America’s failure (and, for that matter, the Communists’ military disaster that was Tet) came from an all-to-common driver amongst military leaders. It is a concept akin to what the French call élan vital; an idea that positive attitude is the key to military success, perhaps overriding other mundane factors such as manpower, logistics, and preparation. Westmoreland was unshakable in his optimism that the war’s turning point, the final push to victory, was months away. To sustain that can-do stance, the field leaders were encouraged to create the data to back up the “vision,” even if that data was exaggerated (at best). Likewise, any communist military leader that pointed out the Tet had no chance of success might find himself purged for having said aloud what anyone should have been able to plainly see.
The stage is set for a disaster. The die is cast.
I am deliberately writing this “review” as my reading has me in the last few hours before the commencement of the Tet holiday attacks, before I’ve arrived at the meat of the book. Like the VC forces, who had to wait for their signal, I only want to surge ahead when I’ve mentally coordinated my thoughts. Yet from where I am at the moment, I’ll leave you with a couple of more comments.
Once I realized that this was the Black Hawk Down author, even before I had got anywhere with my reading, I began to wonder if that had implications about the making of a Hue movie; an adaptation of this book for the screen. Sure enough, rumors circulating in 2017 suggested that Michael Mann had signed on to direct a picture; presumably a somewhat-fictionalized, action-driven film in the mold of Black Hawk Down. Current information on IMDb points to a TV miniseries, probably done as a documentary. We may even see this soon.

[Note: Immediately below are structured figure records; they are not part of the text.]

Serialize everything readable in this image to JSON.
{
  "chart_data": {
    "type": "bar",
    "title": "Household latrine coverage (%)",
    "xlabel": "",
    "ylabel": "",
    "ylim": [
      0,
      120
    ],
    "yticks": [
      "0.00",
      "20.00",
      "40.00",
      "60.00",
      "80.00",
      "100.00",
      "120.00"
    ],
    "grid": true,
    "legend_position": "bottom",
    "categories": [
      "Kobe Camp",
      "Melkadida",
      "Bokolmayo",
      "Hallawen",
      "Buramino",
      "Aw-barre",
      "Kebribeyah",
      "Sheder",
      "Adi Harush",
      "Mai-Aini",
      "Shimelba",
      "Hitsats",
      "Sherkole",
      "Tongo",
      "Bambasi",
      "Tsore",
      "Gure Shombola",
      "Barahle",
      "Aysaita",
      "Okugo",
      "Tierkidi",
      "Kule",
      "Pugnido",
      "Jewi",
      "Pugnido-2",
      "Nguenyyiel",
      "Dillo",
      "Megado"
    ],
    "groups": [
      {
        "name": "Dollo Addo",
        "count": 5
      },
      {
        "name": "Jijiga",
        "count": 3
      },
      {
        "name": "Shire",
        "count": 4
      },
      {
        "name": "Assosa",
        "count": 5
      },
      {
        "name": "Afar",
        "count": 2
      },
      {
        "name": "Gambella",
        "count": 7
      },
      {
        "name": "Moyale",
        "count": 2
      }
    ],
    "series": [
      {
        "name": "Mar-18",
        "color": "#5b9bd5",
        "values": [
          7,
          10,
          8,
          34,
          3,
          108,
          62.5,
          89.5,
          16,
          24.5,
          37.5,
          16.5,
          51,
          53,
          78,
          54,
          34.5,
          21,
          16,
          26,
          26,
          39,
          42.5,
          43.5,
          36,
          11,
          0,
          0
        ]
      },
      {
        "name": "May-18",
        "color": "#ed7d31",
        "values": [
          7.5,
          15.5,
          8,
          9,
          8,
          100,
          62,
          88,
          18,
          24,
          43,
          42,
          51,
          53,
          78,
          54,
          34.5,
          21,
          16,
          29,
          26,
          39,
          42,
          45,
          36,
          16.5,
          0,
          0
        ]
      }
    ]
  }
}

By the way… while I’m on the topic of other authors and other works.
I am reading Hue 1968 as an ebook. This ebook format (or maybe it’s my reader software) really handles the endnotes well. Note numbers are hyperlinked and poking one pops up a smaller window with the endnote text; sometimes citations and sometimes illuminating additions. It makes it very easy to glance at a note without breaking one’s reading stride and, therefore, makes it more likely that I’ll actually read them.
In one case, I popped open a note to find it was simply a citation of a work from which the “fact” had been drawn. The author sounded familiar. A few keystrokes in, the Wikipedia search told me my memory was working that night. The cite was for Fire in the Streets: The Battle for Hue, Tet 1968 by Eric Hammel. Hammel wrote Six Days in June: How Israel Won the 1967 Arab-Israeli War, which greatly influenced my perception of the Six Day War. Looking him up also showed me just how much the author has written. He has around three dozen book credits to his name through 2011. Sadly, he passed away in the summer of 2020 at the age of 74. I will have to remember to look for his take on future topics.
Back to Bowden, this looks to be another very well written work. I’ve called the style “journalistic history”; writing that is narrative in form but built from interviews, quotations, and referenceable facts. it combines the informative nature of non-fiction with the compelling reading of the novel. I’m eager to continue on with this exercise.